Atopic dermatitis is what sometimes other people call as “skin allergy”. It is a recurring, distinctive cutaneous inflammatory condition with strong genetic predisposition. The skin lesion can start as early as infancy and progress to childhood and adolescence. It has a relapsing course and patients with atopic dermatitis are also at risk for developing allergic rhinitis and asthma.

Just like allergic rhinitis and asthma, this type of dermatitis can be triggered by ingestion of food allergen and inhalation of inhalant allergens such as house dust mite, mold and pollen. It can also be initiated by coarse clothing and emotional stress.

Atopic dermatitis has 3 distinct stages, each with fairly characteristics features based on the age of the patient.

The first stage is the infantile stage which commonly begins during the 4th to 6th month. It presents as itchy, red rashes on the cheeks that spreads to the forehead, back of the arms, and anterior surface of the legs. Heavy scaling of the scalp is prominent. However, the skin around the mouth and eyelids are usually spared.

Between 2 and 4 years old, childhood stage gradually occurs and may follow the infantile stage, or it may appear several years later. Skin lesions are characterized as itchy, excoriated papules (small solid elevations on the skin with less than 1 cm diameter) on the face, anterior surface of the arms, and back of the legs. Due to persistent irritation produced by scratching or rubbing off of these itchy lesions, the skin becomes hardened and leathery (known as lichenification). The patient also assumes the so-called “mask of atopic dermatitis” where there is whitish hue of the face. This stage may disappear before 10 years of age or continue into adulthood.

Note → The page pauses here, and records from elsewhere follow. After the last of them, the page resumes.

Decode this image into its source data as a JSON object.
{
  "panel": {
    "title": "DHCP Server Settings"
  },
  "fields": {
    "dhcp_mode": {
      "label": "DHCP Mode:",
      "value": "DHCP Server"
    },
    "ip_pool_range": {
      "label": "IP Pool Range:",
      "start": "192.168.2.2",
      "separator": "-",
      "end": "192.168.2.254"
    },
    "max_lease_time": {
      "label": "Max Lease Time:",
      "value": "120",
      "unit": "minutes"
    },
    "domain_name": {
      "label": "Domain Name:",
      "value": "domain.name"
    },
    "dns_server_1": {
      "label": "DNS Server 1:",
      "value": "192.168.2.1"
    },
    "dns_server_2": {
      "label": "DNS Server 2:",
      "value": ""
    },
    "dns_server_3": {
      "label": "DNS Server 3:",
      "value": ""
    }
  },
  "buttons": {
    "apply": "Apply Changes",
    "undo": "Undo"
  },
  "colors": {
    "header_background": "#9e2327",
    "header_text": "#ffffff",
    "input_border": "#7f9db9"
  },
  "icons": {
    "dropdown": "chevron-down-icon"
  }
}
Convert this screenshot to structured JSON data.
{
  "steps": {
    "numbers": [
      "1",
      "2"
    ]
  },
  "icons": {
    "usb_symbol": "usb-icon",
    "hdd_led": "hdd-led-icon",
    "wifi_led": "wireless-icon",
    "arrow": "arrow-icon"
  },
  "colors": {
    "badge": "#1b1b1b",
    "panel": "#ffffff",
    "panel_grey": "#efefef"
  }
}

The adult stage of atopic dermatitis has the same characteristic skin lesions in childhood stage, but this time it involves the dorsal aspect of the hand and the upper eyelids.

Management of atopic dermatitis embraces two basic principles: (1) avoidance of environmental factors that may potentiate the itch-scratch cycle, and (2) good skin hydration in any stage of the illness. Here are some helpful tips that need special consideration.

1. Avoid the following: -food allergens such as peanuts, eggs, milk, seafoods
-inhalants (house dust mites, molds)
-extreme change of temperature and humidity (This will lead to
sweating and aggravate itching.)

2. Physical irritants such as soaps, detergents, wool, silk, nylon, and other synthetic
fabrics should also be avoided.

3. Hydrate the skin by bathing or soaking the affected area in tepid water for a period of
15 minutes 2-3 times per day. After the bath, remove excess water by patting with
soft towel. Then, apply appropriate topical steroid medication within 3-5 minutes.
Such immediate application will prevent evaporation and dryness of the skin,
providing the advantage of increasing the penetration of the topical medication.

4. Moisturizers in lotions or creams can also be applied 3-4 times daily, immediately
after baths to add some moisture to the skin.

5. When used with hydration, occlusives like petroleum jelly or vegetable shortening
are effective in dry environments as they allow less evaporation.

6. Suspect secondary bacterial infections in the presence of acute weeping or cracking
lesions. It is best to consult a physician as this will need antibiotic therapy.

Just like other long standing recurring diseases, patients with atopic dermatitis need psychological support and education. Most of all, patients and parents need to be assured that the disease can be controlled, and that majority improve with age.